Jahrgang 1940. Aufgewachsen im Eichsfeld, am Südausläufer des Harzes - wohl eine der romantischsten Weideland-Gegenden Deutschlands und ein Fundus an spannenden Menschen (-und Hundecharakteren), verlor sie ihren Vater (Frontmelder) in den letzten Kriegstagen. Zusammen mit ihrer Mutter Elsbeth (geborene Mohnstein - einem verarmten Adelszweig) erlebte sie eine aufregende Jugend, die bis heute in alle ihre Geschichten und Charakterbeschreibeungen einfließt. Geschichen-Erzählen und Schreiben, waren schon immer ihre Leidenschaften. Lustige und ernste Gedichte begleiteten jeden iherer vielen Lebensabschnitte: Von der Kindheit in einer Backstube mit multiinstrumentalistischem Bäcker über viele Jahre auf einem Bauernhof bis hin zu einer rebellischen "Rock n' Roll" Jugend, die sich zum Großteil rund um ein Lokal namens "Apache" abspielte - ebenfalls ein Füllhorn an spannenden und amysierenden Geschichten. Sie behielt alle diese Geschichten und Menschen im Kopf - über Jahrzehnte! Denn als sie ihren Ehemann kennenlernte und mit iherer Mutter in ein altes Hofhaus am Nordharzrand zog, begann ein neuer und auch anstregender Lebensabschnitt, der kaum noch das Schreiben zuließ. Der Kampf um Gleichberechtigung in einem katholisch-konservativen Viel-Generationshaus kostete all ihre Kraft, zumahl sie sich aufopfernd um alle alternden Menschen in diesem Haus kümmerte und sie in hohem Alter pflegte. Ihre Vorgängerin (Schwiegermutter) starb ebenfalls zu früh und hinterließ Erika Bolik ein schwieriges Erbe. Für ihre Mutter als auch ihren Schwiegervater war sie die Bezugsperson und spätere Betreuerin. Doch Erika behielt immer ihren Humor und ihre Lebensfreude. Sie schien nie zu altern , und ihre besten Freunde kamen gröstenteils stets aus dem Umfeld ihres einzigen Kindes, Martin Bolik, dessen veerbtes Schreibtalent sie stets unterstützte.
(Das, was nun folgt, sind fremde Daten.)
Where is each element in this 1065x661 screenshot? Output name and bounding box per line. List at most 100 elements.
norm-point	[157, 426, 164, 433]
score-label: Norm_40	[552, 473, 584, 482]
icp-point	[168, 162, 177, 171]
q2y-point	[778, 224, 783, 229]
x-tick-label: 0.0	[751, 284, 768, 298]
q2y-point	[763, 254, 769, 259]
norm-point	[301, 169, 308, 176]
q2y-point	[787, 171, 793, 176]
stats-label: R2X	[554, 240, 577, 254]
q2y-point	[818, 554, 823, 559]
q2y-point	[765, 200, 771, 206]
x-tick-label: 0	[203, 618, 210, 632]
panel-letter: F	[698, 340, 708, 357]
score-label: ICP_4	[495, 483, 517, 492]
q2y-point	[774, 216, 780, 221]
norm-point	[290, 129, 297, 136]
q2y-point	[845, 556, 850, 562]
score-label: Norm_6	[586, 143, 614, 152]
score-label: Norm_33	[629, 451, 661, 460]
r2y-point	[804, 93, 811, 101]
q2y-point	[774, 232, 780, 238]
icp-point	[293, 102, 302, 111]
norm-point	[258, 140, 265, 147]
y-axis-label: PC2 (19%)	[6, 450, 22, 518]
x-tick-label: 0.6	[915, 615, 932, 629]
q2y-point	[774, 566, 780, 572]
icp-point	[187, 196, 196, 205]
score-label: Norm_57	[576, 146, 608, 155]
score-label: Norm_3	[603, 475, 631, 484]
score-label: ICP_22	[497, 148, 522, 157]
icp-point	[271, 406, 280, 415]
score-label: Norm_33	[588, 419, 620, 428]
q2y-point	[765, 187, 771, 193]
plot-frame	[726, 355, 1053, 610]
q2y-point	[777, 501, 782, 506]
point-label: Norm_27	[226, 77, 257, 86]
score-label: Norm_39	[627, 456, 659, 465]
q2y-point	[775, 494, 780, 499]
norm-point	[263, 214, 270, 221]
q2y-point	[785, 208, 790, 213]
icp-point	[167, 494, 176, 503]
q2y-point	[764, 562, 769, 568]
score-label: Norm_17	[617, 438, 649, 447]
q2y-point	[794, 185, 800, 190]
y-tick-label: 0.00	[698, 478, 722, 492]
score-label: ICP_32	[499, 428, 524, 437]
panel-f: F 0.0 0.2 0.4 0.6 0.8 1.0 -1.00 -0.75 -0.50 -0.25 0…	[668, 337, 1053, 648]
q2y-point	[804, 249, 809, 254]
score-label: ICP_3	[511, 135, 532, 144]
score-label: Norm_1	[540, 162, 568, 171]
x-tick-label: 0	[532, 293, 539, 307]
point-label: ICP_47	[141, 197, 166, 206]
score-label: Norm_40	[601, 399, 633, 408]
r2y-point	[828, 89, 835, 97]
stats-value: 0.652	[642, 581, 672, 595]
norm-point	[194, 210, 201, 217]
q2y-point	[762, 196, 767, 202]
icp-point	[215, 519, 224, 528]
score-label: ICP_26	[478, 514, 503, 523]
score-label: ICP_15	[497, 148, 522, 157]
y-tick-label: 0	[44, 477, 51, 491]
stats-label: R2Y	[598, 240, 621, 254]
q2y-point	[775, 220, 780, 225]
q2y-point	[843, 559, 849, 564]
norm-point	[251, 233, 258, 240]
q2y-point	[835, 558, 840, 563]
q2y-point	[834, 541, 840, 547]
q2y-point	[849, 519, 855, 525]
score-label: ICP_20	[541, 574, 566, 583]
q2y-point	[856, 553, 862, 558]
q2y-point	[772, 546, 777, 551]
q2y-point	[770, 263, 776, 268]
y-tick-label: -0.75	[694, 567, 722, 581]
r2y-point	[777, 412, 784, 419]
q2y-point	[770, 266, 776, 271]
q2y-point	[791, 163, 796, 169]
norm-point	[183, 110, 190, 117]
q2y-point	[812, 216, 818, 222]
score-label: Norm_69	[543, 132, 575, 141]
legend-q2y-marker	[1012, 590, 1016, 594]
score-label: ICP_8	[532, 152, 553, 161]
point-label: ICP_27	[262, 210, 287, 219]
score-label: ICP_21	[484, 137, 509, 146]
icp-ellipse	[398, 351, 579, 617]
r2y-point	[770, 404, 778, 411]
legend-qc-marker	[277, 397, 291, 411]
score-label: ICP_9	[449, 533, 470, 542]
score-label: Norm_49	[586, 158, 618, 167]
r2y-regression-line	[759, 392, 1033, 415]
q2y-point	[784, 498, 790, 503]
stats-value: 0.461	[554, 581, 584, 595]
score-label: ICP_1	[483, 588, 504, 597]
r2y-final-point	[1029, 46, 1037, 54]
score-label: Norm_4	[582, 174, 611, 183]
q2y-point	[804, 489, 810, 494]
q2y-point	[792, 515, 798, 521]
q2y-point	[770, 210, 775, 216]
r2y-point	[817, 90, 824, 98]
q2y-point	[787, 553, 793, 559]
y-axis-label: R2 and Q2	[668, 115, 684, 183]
Als Martin Bolik Ende der Achtziger nach Südafrika ging, Journalismus, Philosophie und Fotografie studierte, besuchten seine Deutschen Freunde weiter das "Regenbogenhaus", welches sich in der Zwischenzeit zu einem Haus für Kunst und Geschichten entwickelte. Ein Studienkollege (späterer Regenbogen-Partner A. Blum) richtete dort ein Grafik-Atellier ein, und Erika nannte es "Studio-Regenbogen"

Kurz nachdem die Hausältesten in selbigem nach kräftezehrenden Pflegejahren starben, erlitt Erika Bolik 1993 einen geistigen und körperlichen Gesamt-Zuammenbruch. Martin kehrte sofort zurück vom Kap der guten Hoffnung und widerlegte mit der Kraft des "dynamischen Duos" Bolik und Bolik, die Prognose, Erika Bolik hätte nur noch wenige Monate zu leben. Erika Bolik überlebte - mit unglaublicher Selbstdisziplin, Kampfeswillen und einer Perspektive: Martin Bolik machte seine Mutter noch auf der Intensivstation zur Geschäftspartnerin und Kollegin bei Studio Regenbogen. Nach einer langen Genesungsphase wurde sie zur Seele des Ateliers und 1996 zur eigentlichen Chefin im Studio Regenbogen.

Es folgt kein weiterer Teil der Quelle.